You know it's time to leave town when the thought of eating anymore food makes you naseous. I set off out of Kennedy Meadows by 9AM.
At the Kern River I met Bubble Party, Hungry and Sidewinder filling up water bottles. At the bridge I did the same. It was already starting to sprinkle. I tore the thingie that holds the umbrella shut. Quite a shabby thing my old, worn out umbrella is with the silver worn off, duct tape patching numerous holes, the handle and knob at the top chewed up by pet birds at home and brush while bushwhacking. And now this latest insult. It still works, however. And it would be put to the test soon.
After crossing the Kern on the bridge, I began the climb into where the forest was on fire last year. Little pink gilia folowers bloomed everywhere in mounds and piles like snow.
It began to rain. It rained very heavily. It hailed, too. I watched small hail blobs hit the ground white and turn instantly gray.
I didn't put my rain chaps on quickly enough and soon my legs were soaking wet. I would have to keep moving to stay warm.
My goal was the bridge over the South Fork of the Kern, the pretty one with all the swallows. I figured maybe I could find shelter from the rain there. Thunder roared as I walked through Monache Meadow.
The trail had me climbing the side of a ridge next to the meadow. The climbing kept me warm. The rain let up a little.
Soon I was at the bridge and found a dry, flat rock where I sat and cooked a hot lunch. As I ate, the sun came out. I watched the swallows.
Now that it was sunny, I decided to continue on to Cow Creek. The sun and walking dried my pants and shirt.
Along the way I stopped to adjust my pack and noticed my rain chaps were missing. I left my pack and walked back at least 1/2 mile until I found them.
I hiked up Cow Creek but never saw the place where I camped last year with Circle. The trail was very confusing and there were numerous fallen trees and thorny, wet overgrowth.

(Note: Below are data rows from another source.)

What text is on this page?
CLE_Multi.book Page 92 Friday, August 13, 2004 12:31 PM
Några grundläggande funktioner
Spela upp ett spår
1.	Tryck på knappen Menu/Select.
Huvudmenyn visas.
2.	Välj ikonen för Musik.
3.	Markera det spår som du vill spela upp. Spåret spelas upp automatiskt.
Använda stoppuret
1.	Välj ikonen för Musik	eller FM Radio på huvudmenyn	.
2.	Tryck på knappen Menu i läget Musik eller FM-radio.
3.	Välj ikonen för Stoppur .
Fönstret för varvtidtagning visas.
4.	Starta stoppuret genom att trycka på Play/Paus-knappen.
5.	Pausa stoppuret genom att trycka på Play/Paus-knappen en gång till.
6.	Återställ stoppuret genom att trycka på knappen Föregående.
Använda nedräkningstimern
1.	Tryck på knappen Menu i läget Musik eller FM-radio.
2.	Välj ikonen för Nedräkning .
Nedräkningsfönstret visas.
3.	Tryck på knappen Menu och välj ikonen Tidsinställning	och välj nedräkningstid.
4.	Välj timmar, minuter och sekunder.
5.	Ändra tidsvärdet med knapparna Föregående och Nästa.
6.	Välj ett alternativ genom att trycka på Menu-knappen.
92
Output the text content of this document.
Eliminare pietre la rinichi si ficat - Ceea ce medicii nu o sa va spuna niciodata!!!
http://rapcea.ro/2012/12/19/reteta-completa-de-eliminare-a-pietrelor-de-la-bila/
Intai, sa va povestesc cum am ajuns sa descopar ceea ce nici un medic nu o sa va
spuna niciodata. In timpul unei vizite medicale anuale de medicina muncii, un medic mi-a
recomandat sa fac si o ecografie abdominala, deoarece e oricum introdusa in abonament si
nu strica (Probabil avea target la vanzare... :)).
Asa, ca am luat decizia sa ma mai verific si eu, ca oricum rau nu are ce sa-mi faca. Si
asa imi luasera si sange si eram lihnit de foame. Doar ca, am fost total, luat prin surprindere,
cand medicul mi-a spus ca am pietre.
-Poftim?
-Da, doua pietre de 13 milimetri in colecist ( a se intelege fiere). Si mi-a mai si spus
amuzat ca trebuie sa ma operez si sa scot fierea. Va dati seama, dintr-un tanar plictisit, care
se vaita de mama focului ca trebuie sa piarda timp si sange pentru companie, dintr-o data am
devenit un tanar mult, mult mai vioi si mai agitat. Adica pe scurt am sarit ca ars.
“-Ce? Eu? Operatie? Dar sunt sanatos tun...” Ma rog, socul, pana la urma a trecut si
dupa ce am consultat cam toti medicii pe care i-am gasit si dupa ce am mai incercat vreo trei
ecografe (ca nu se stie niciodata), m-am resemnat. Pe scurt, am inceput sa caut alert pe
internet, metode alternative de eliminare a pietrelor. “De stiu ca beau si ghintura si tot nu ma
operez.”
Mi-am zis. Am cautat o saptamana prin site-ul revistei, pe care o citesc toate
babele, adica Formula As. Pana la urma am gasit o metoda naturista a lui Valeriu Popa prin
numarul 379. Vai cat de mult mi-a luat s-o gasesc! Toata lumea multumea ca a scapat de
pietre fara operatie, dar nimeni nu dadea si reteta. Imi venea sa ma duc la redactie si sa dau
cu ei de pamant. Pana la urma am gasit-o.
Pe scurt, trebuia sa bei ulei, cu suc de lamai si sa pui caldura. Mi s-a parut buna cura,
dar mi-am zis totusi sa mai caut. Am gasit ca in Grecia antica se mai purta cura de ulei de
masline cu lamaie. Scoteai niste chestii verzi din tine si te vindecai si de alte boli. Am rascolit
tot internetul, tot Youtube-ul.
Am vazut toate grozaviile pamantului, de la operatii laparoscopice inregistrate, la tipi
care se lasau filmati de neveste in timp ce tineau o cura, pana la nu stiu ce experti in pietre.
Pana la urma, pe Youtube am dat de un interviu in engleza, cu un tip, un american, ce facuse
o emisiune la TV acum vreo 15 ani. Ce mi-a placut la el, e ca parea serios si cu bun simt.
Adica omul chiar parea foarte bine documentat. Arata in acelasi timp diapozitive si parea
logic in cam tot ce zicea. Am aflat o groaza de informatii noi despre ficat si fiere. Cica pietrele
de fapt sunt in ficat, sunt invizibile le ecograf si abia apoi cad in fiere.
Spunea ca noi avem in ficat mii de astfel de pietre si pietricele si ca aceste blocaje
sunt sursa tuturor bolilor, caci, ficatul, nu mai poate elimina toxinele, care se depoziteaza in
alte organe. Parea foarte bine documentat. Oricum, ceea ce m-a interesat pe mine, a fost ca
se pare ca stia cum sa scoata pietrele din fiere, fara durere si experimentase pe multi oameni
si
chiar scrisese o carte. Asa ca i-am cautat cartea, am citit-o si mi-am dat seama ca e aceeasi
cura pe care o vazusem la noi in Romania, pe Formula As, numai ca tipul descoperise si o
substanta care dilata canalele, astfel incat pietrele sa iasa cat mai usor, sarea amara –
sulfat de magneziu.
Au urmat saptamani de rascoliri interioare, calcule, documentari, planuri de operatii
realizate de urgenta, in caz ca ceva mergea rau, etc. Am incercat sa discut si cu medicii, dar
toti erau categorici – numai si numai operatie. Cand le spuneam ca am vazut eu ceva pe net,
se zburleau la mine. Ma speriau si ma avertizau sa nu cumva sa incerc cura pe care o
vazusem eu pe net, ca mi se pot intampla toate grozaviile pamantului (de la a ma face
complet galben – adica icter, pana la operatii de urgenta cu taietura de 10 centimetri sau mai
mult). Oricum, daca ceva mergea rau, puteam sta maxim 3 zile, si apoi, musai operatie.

It began to rain again as the trail became quite steep. I passed the junction with Olancha Pass and MOnache Meadows trails. I started thinking maybe it would be best this late in the afternoon just to set up camp and wait through the rain and the night until morning.
As I looked around, I passed a man setting up his tent. He advised me to do the same before I got hypothermia.
I found a spot not too far from him under a tree. As I set up my tent, I tripped and tore a hole in it along the edge. I was very sad that I had done that.
This would be my first time in worrisome rain in my tent. I hoped it would prove adequate shelter.
AFter I set it up, the sun came out. But the tree kept raining on me. Maybe under a tree is not such a good idea.
I got inside my tent and settled in for a long night of hoping my dampness wouldn't keep me from staying warm. It was only 6 o'clock.